La storia del Museo Archeologico Nazionale affonda le proprie radici negli anni a cavallo tra la fine dell’Ottocento e i primi anni del Novecento, in seno a quelle istituzioni che, per vicende diverse, avevano visto il formarsi di nuclei di antichità. Alla costituzione di un nuovo museo archeologico lavora negli anni Venti del Novecento il giovane Ranuccio Bianchi Bandinelli, che dopo la tesi di laurea, opera catalogando il materiale archeologico, allora noto, presente in città. Il primo allestimento prende forma nei locali di via della Sapienza dove tra 1931 e 1933 vengono organizzati i materiali archeologici provenienti dall’Accademia dei Fisiocritici (rinvenimenti da città e la collezione Mieli, donata al Comune di Siena dal cavalier Leone Mieli nel 1882) e l’importante collezione Bargagli di Sarteano, lasciata in eredità allo Stato da Piero Bargagli e trasferita a Siena ad agosto 1931 per essere allestita nel museo senese in formazione. Tra 1933 e 1934, con l’aggiunta di alcuni materiali archeologici trasferiti da Firenze e della stele romana da S. Rocco a Pilli, vicino a Siena, il museo ha presa forma. L’istituzione del regio museo archeologico data ad alcuni anni dopo, al 7 ottobre 1941.
Il patrimonio archeologico è incrementato anche negli anni successivi: nel febbraio del 1951 viene donata allo Stato la collezione di Bonaventura Chigi Zondadari perché sia esposta nel museo senese; due anni dopo è acquisita la collezione di Emilio Bonci Casuccini, preziosa documentazione dell’archeologia chiusina. Nella seconda metà del Novecento il museo si accresce infine grazie a rinvenimenti fortuiti dal territorio e agli scavi condotti dall’allora Soprintendenza. Alla fine degli anni Ottanta del secolo scorso data il trasferimento del museo dagli storici locali della Sapienza ed il suo arrivo all’interno del Santa Maria della Scala: qui, infatti, va ad occupare i locali dell’antico pellegrinaio delle donne e della limitrofa ‘sala stretta’. Agli inizi del nuovo millennio data l’ultimo trasferimento: al Museo Archeologico Nazionale è infatti è destinata la parte degli ambienti posti al livello più basso del Santa Maria della Scala, appena recuperata.
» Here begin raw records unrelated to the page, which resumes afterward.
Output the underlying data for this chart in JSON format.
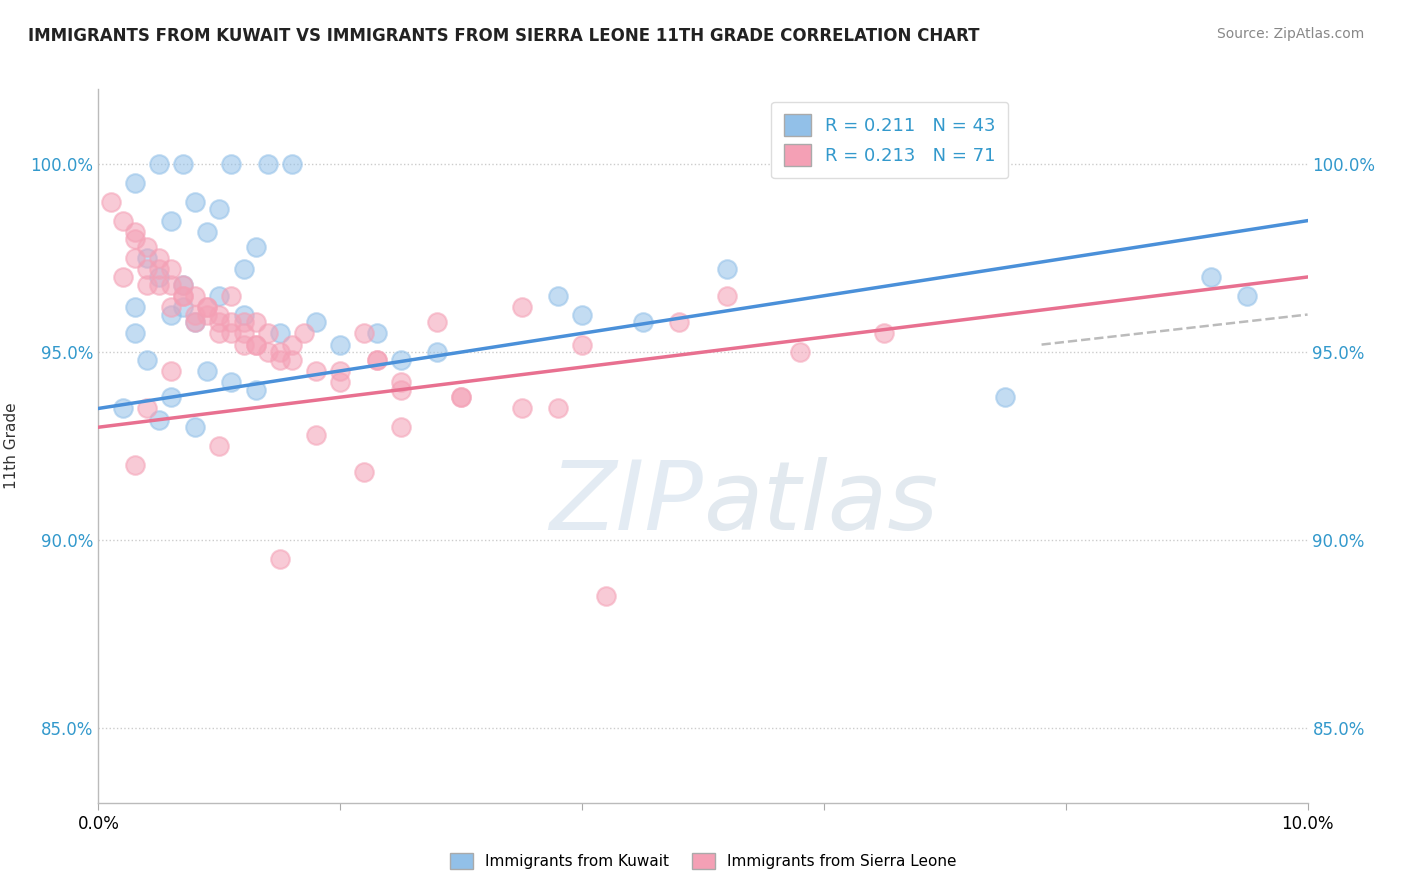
{
  "title": "IMMIGRANTS FROM KUWAIT VS IMMIGRANTS FROM SIERRA LEONE 11TH GRADE CORRELATION CHART",
  "source": "Source: ZipAtlas.com",
  "ylabel": "11th Grade",
  "xlim": [
    0.0,
    10.0
  ],
  "ylim": [
    83.0,
    102.0
  ],
  "yticks": [
    85.0,
    90.0,
    95.0,
    100.0
  ],
  "legend_label1": "Immigrants from Kuwait",
  "legend_label2": "Immigrants from Sierra Leone",
  "watermark": "ZIPatlas",
  "color_blue": "#92C0E8",
  "color_pink": "#F4A0B5",
  "color_blue_line": "#4A90D9",
  "color_pink_line": "#E87090",
  "color_dashed": "#BBBBBB",
  "blue_line_x0": 0.0,
  "blue_line_y0": 93.5,
  "blue_line_x1": 10.0,
  "blue_line_y1": 98.5,
  "pink_line_x0": 0.0,
  "pink_line_y0": 93.0,
  "pink_line_x1": 10.0,
  "pink_line_y1": 97.0,
  "dashed_line_x": [
    7.8,
    10.0
  ],
  "dashed_line_y": [
    95.2,
    96.0
  ],
  "blue_scatter_x": [
    0.5,
    0.7,
    1.1,
    1.4,
    1.6,
    0.3,
    0.8,
    1.0,
    0.6,
    0.9,
    1.3,
    0.4,
    1.2,
    0.5,
    0.7,
    1.0,
    0.3,
    0.6,
    0.8,
    1.5,
    2.0,
    2.3,
    3.8,
    5.2,
    4.5,
    9.5,
    0.4,
    0.9,
    1.1,
    2.5,
    0.6,
    1.3,
    2.8,
    0.2,
    0.5,
    0.8,
    4.0,
    7.5,
    9.2,
    0.3,
    0.7,
    1.8,
    1.2
  ],
  "blue_scatter_y": [
    100.0,
    100.0,
    100.0,
    100.0,
    100.0,
    99.5,
    99.0,
    98.8,
    98.5,
    98.2,
    97.8,
    97.5,
    97.2,
    97.0,
    96.8,
    96.5,
    96.2,
    96.0,
    95.8,
    95.5,
    95.2,
    95.5,
    96.5,
    97.2,
    95.8,
    96.5,
    94.8,
    94.5,
    94.2,
    94.8,
    93.8,
    94.0,
    95.0,
    93.5,
    93.2,
    93.0,
    96.0,
    93.8,
    97.0,
    95.5,
    96.2,
    95.8,
    96.0
  ],
  "pink_scatter_x": [
    0.1,
    0.2,
    0.3,
    0.4,
    0.5,
    0.6,
    0.7,
    0.8,
    0.9,
    1.0,
    1.1,
    1.2,
    1.3,
    1.4,
    1.5,
    0.3,
    0.5,
    0.7,
    0.9,
    1.1,
    1.3,
    1.6,
    1.8,
    2.0,
    2.3,
    2.5,
    3.0,
    3.5,
    4.0,
    4.8,
    5.2,
    5.8,
    6.5,
    0.2,
    0.4,
    0.6,
    0.8,
    1.0,
    1.2,
    1.5,
    2.2,
    2.8,
    3.5,
    0.3,
    0.6,
    1.0,
    1.4,
    2.0,
    2.5,
    3.0,
    1.1,
    1.7,
    2.3,
    0.4,
    0.8,
    1.3,
    0.5,
    0.9,
    1.6,
    0.7,
    1.2,
    0.6,
    0.4,
    1.8,
    2.5,
    3.8,
    0.3,
    1.0,
    2.2,
    1.5,
    4.2
  ],
  "pink_scatter_y": [
    99.0,
    98.5,
    98.0,
    97.8,
    97.5,
    97.2,
    96.8,
    96.5,
    96.2,
    96.0,
    95.8,
    95.5,
    95.2,
    95.0,
    94.8,
    98.2,
    97.2,
    96.5,
    96.0,
    95.5,
    95.2,
    94.8,
    94.5,
    94.2,
    94.8,
    94.0,
    93.8,
    93.5,
    95.2,
    95.8,
    96.5,
    95.0,
    95.5,
    97.0,
    96.8,
    96.2,
    95.8,
    95.5,
    95.2,
    95.0,
    95.5,
    95.8,
    96.2,
    97.5,
    96.8,
    95.8,
    95.5,
    94.5,
    94.2,
    93.8,
    96.5,
    95.5,
    94.8,
    97.2,
    96.0,
    95.8,
    96.8,
    96.2,
    95.2,
    96.5,
    95.8,
    94.5,
    93.5,
    92.8,
    93.0,
    93.5,
    92.0,
    92.5,
    91.8,
    89.5,
    88.5
  ]
}
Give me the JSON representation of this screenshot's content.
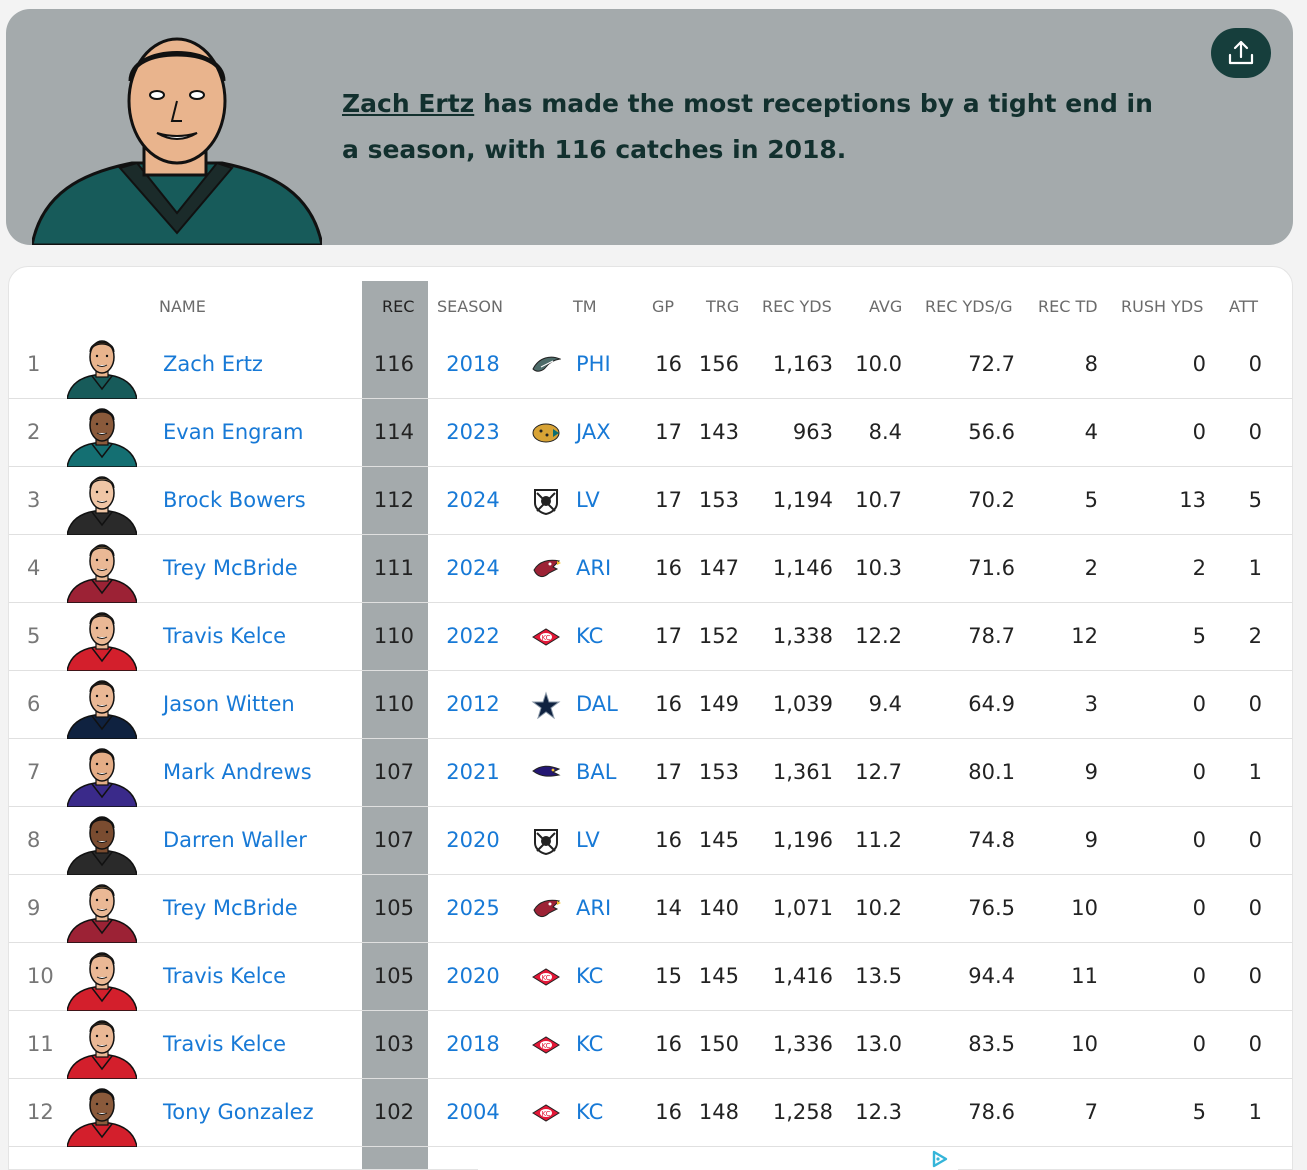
{
  "hero": {
    "player_link": "Zach Ertz",
    "headline_rest": " has made the most receptions by a tight end in a season, with 116 catches in 2018."
  },
  "columns": [
    "NAME",
    "REC",
    "SEASON",
    "TM",
    "GP",
    "TRG",
    "REC YDS",
    "AVG",
    "REC YDS/G",
    "REC TD",
    "RUSH YDS",
    "ATT"
  ],
  "rows": [
    {
      "rank": "1",
      "name": "Zach Ertz",
      "rec": "116",
      "season": "2018",
      "team": "PHI",
      "gp": "16",
      "trg": "156",
      "rec_yds": "1,163",
      "avg": "10.0",
      "yds_g": "72.7",
      "td": "8",
      "rush_yds": "0",
      "att": "0",
      "jersey": "#175b5a",
      "skin": "#e9b48d",
      "hair": "#5b3a22",
      "logo": "eagle-logo"
    },
    {
      "rank": "2",
      "name": "Evan Engram",
      "rec": "114",
      "season": "2023",
      "team": "JAX",
      "gp": "17",
      "trg": "143",
      "rec_yds": "963",
      "avg": "8.4",
      "yds_g": "56.6",
      "td": "4",
      "rush_yds": "0",
      "att": "0",
      "jersey": "#146f72",
      "skin": "#8a5a3b",
      "hair": "#1a1a1a",
      "logo": "jaguar-logo"
    },
    {
      "rank": "3",
      "name": "Brock Bowers",
      "rec": "112",
      "season": "2024",
      "team": "LV",
      "gp": "17",
      "trg": "153",
      "rec_yds": "1,194",
      "avg": "10.7",
      "yds_g": "70.2",
      "td": "5",
      "rush_yds": "13",
      "att": "5",
      "jersey": "#2a2a2a",
      "skin": "#f0c6a6",
      "hair": "#c9a27a",
      "logo": "raiders-logo"
    },
    {
      "rank": "4",
      "name": "Trey McBride",
      "rec": "111",
      "season": "2024",
      "team": "ARI",
      "gp": "16",
      "trg": "147",
      "rec_yds": "1,146",
      "avg": "10.3",
      "yds_g": "71.6",
      "td": "2",
      "rush_yds": "2",
      "att": "1",
      "jersey": "#9c2235",
      "skin": "#eab895",
      "hair": "#b8894f",
      "logo": "cardinal-logo"
    },
    {
      "rank": "5",
      "name": "Travis Kelce",
      "rec": "110",
      "season": "2022",
      "team": "KC",
      "gp": "17",
      "trg": "152",
      "rec_yds": "1,338",
      "avg": "12.2",
      "yds_g": "78.7",
      "td": "12",
      "rush_yds": "5",
      "att": "2",
      "jersey": "#d31f2c",
      "skin": "#eab895",
      "hair": "#6b4a2e",
      "logo": "chiefs-logo"
    },
    {
      "rank": "6",
      "name": "Jason Witten",
      "rec": "110",
      "season": "2012",
      "team": "DAL",
      "gp": "16",
      "trg": "149",
      "rec_yds": "1,039",
      "avg": "9.4",
      "yds_g": "64.9",
      "td": "3",
      "rush_yds": "0",
      "att": "0",
      "jersey": "#0f2240",
      "skin": "#eab895",
      "hair": "#4a3020",
      "logo": "star-logo"
    },
    {
      "rank": "7",
      "name": "Mark Andrews",
      "rec": "107",
      "season": "2021",
      "team": "BAL",
      "gp": "17",
      "trg": "153",
      "rec_yds": "1,361",
      "avg": "12.7",
      "yds_g": "80.1",
      "td": "9",
      "rush_yds": "0",
      "att": "1",
      "jersey": "#3a2a8a",
      "skin": "#e4ad86",
      "hair": "#2a1d14",
      "logo": "raven-logo"
    },
    {
      "rank": "8",
      "name": "Darren Waller",
      "rec": "107",
      "season": "2020",
      "team": "LV",
      "gp": "16",
      "trg": "145",
      "rec_yds": "1,196",
      "avg": "11.2",
      "yds_g": "74.8",
      "td": "9",
      "rush_yds": "0",
      "att": "0",
      "jersey": "#2a2a2a",
      "skin": "#7a4c30",
      "hair": "#1a1a1a",
      "logo": "raiders-logo"
    },
    {
      "rank": "9",
      "name": "Trey McBride",
      "rec": "105",
      "season": "2025",
      "team": "ARI",
      "gp": "14",
      "trg": "140",
      "rec_yds": "1,071",
      "avg": "10.2",
      "yds_g": "76.5",
      "td": "10",
      "rush_yds": "0",
      "att": "0",
      "jersey": "#9c2235",
      "skin": "#eab895",
      "hair": "#b8894f",
      "logo": "cardinal-logo"
    },
    {
      "rank": "10",
      "name": "Travis Kelce",
      "rec": "105",
      "season": "2020",
      "team": "KC",
      "gp": "15",
      "trg": "145",
      "rec_yds": "1,416",
      "avg": "13.5",
      "yds_g": "94.4",
      "td": "11",
      "rush_yds": "0",
      "att": "0",
      "jersey": "#d31f2c",
      "skin": "#eab895",
      "hair": "#6b4a2e",
      "logo": "chiefs-logo"
    },
    {
      "rank": "11",
      "name": "Travis Kelce",
      "rec": "103",
      "season": "2018",
      "team": "KC",
      "gp": "16",
      "trg": "150",
      "rec_yds": "1,336",
      "avg": "13.0",
      "yds_g": "83.5",
      "td": "10",
      "rush_yds": "0",
      "att": "0",
      "jersey": "#d31f2c",
      "skin": "#eab895",
      "hair": "#6b4a2e",
      "logo": "chiefs-logo"
    },
    {
      "rank": "12",
      "name": "Tony Gonzalez",
      "rec": "102",
      "season": "2004",
      "team": "KC",
      "gp": "16",
      "trg": "148",
      "rec_yds": "1,258",
      "avg": "12.3",
      "yds_g": "78.6",
      "td": "7",
      "rush_yds": "5",
      "att": "1",
      "jersey": "#d31f2c",
      "skin": "#8a5a3b",
      "hair": "#1a1a1a",
      "logo": "chiefs-logo"
    }
  ],
  "icons": {
    "share": "share-upload-icon",
    "ad": "ad-choices-icon"
  }
}
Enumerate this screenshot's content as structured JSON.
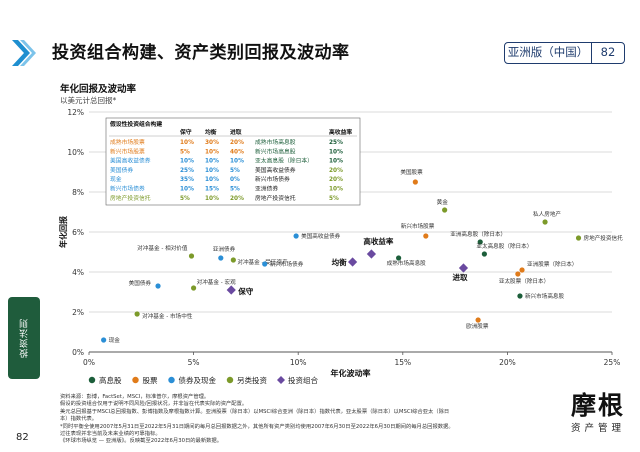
{
  "header": {
    "title": "投资组合构建、资产类别回报及波动率",
    "region": "亚洲版（中国）",
    "page": "82"
  },
  "side_tab": "投资法则",
  "footer": {
    "page": "82",
    "notes": [
      "资料来源：彭博，FactSet，MSCI，标准普尔，摩根资产管理。",
      "假设的投资组合仅用于说明不同风险/回报状况，并非旨在代表实际的资产配置。",
      "美元总回报基于MSCI总回报指数、彭博指数及摩根指数计算。亚洲股票（除日本）以MSCI综合亚洲（除日本）指数代表，亚太股票（除日本）以MSCI综合亚太（除日",
      "本）指数代表。",
      "*同时平衡全使用2007年5月31日至2022年5月31日期间的每月总回报数据之外，其他所有资产类别均使用2007年6月30日至2022年6月30日期间的每月总回报数据。",
      "过往表现并非当前及未来业绩的可靠指标。",
      "《环球市场纵览 — 亚洲版》。反映截至2022年6月30日的最新数据。"
    ]
  },
  "logo": {
    "text": "摩根",
    "sub": "资产管理"
  },
  "chart_data": {
    "type": "scatter",
    "title": "年化回报及波动率",
    "subtitle": "以美元计总回报*",
    "xlabel": "年化波动率",
    "ylabel": "年化回报",
    "xlim": [
      0,
      25
    ],
    "ylim": [
      0,
      12
    ],
    "x_ticks": [
      "0%",
      "5%",
      "10%",
      "15%",
      "20%",
      "25%"
    ],
    "y_ticks": [
      "0%",
      "2%",
      "4%",
      "6%",
      "8%",
      "10%",
      "12%"
    ],
    "colors": {
      "equity": "#e07b1a",
      "fixed_income": "#2b8fd6",
      "alternatives": "#7c9a2a",
      "portfolio": "#6a4aa0",
      "high_yield": "#1c5e3a"
    },
    "legend": [
      {
        "label": "高息股",
        "category": "high_yield"
      },
      {
        "label": "股票",
        "category": "equity"
      },
      {
        "label": "债券及现金",
        "category": "fixed_income"
      },
      {
        "label": "另类投资",
        "category": "alternatives"
      },
      {
        "label": "投资组合",
        "category": "portfolio"
      }
    ],
    "points": [
      {
        "label": "现金",
        "x": 0.7,
        "y": 0.6,
        "category": "fixed_income"
      },
      {
        "label": "美国债券",
        "x": 3.3,
        "y": 3.3,
        "category": "fixed_income"
      },
      {
        "label": "对冲基金 - 相对价值",
        "x": 4.9,
        "y": 4.8,
        "category": "alternatives"
      },
      {
        "label": "对冲基金 - 宏观",
        "x": 5.0,
        "y": 3.2,
        "category": "alternatives"
      },
      {
        "label": "对冲基金 - 市场中性",
        "x": 2.3,
        "y": 1.9,
        "category": "alternatives"
      },
      {
        "label": "亚洲债券",
        "x": 6.3,
        "y": 4.7,
        "category": "fixed_income"
      },
      {
        "label": "对冲基金 - 受压资产",
        "x": 6.9,
        "y": 4.6,
        "category": "alternatives"
      },
      {
        "label": "新兴市场债券",
        "x": 8.4,
        "y": 4.4,
        "category": "fixed_income"
      },
      {
        "label": "美国高收益债券",
        "x": 9.9,
        "y": 5.8,
        "category": "fixed_income"
      },
      {
        "label": "保守",
        "x": 6.8,
        "y": 3.1,
        "category": "portfolio"
      },
      {
        "label": "均衡",
        "x": 12.6,
        "y": 4.5,
        "category": "portfolio"
      },
      {
        "label": "高收益率",
        "x": 13.5,
        "y": 4.9,
        "category": "portfolio"
      },
      {
        "label": "进取",
        "x": 17.9,
        "y": 4.2,
        "category": "portfolio"
      },
      {
        "label": "美国股票",
        "x": 15.6,
        "y": 8.5,
        "category": "equity"
      },
      {
        "label": "黄金",
        "x": 17.0,
        "y": 7.1,
        "category": "alternatives"
      },
      {
        "label": "私人房地产",
        "x": 21.8,
        "y": 6.5,
        "category": "alternatives"
      },
      {
        "label": "房地产投资信托",
        "x": 23.4,
        "y": 5.7,
        "category": "alternatives"
      },
      {
        "label": "亚洲股票（除日本）",
        "x": 20.7,
        "y": 4.1,
        "category": "equity"
      },
      {
        "label": "亚太股票（除日本）",
        "x": 20.5,
        "y": 3.9,
        "category": "equity"
      },
      {
        "label": "欧洲股票",
        "x": 18.6,
        "y": 1.6,
        "category": "equity"
      },
      {
        "label": "新兴市场股票",
        "x": 16.1,
        "y": 5.8,
        "category": "equity"
      },
      {
        "label": "亚洲高息股（除日本）",
        "x": 18.7,
        "y": 5.5,
        "category": "high_yield"
      },
      {
        "label": "亚太高息股（除日本）",
        "x": 18.9,
        "y": 4.9,
        "category": "high_yield"
      },
      {
        "label": "新兴市场高息股",
        "x": 20.6,
        "y": 2.8,
        "category": "high_yield"
      },
      {
        "label": "成熟市场高息股",
        "x": 14.8,
        "y": 4.7,
        "category": "high_yield"
      }
    ],
    "portfolio_table": {
      "title": "假设性投资组合构建",
      "headers": [
        "",
        "保守",
        "均衡",
        "进取",
        "",
        "高收益率"
      ],
      "rows": [
        {
          "left": "成熟市场股票",
          "c": "10%",
          "b": "30%",
          "a": "20%",
          "right": "成熟市场高息股",
          "y": "25%",
          "cat": "equity"
        },
        {
          "left": "新兴市场股票",
          "c": "5%",
          "b": "10%",
          "a": "40%",
          "right": "新兴市场高息股",
          "y": "10%",
          "cat": "equity"
        },
        {
          "left": "美国高收益债券",
          "c": "10%",
          "b": "10%",
          "a": "10%",
          "right": "亚太高息股（除日本）",
          "y": "10%",
          "cat": "fixed_income"
        },
        {
          "left": "美国债券",
          "c": "25%",
          "b": "10%",
          "a": "5%",
          "right": "美国高收益债券",
          "y": "20%",
          "cat": "fixed_income"
        },
        {
          "left": "现金",
          "c": "35%",
          "b": "10%",
          "a": "0%",
          "right": "新兴市场债券",
          "y": "20%",
          "cat": "fixed_income"
        },
        {
          "left": "新兴市场债券",
          "c": "10%",
          "b": "15%",
          "a": "5%",
          "right": "亚洲债券",
          "y": "10%",
          "cat": "fixed_income"
        },
        {
          "left": "房地产投资信托",
          "c": "5%",
          "b": "10%",
          "a": "20%",
          "right": "房地产投资信托",
          "y": "5%",
          "cat": "alternatives"
        }
      ]
    }
  }
}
Il museo archeologico senese documenta, con la sua storia quasi centenaria, il nascere di una moderna archeologia del territorio e la memoria di uno straordinario spaccato di storia dell’archeologia che procede dal collezionismo antiquario di Sette-Ottocento, passa attraverso la formazione di nuclei collezionistici familiari e si conclude con le scoperte fortuite e frutto di campagne di scavo nel territorio. Di ciò rimane traccia nel percorso espositivo, che da un lato propone un itinerario topografico attraverso le evidenze archeologiche di Siena e del suo territorio, inteso come comprensorio che gravita tra l’area chiusina a sud-est e quella volterrana a nord-ovest, e dall’altro mantiene nella loro integrità storica i nuclei collezionistici confluiti nel museo.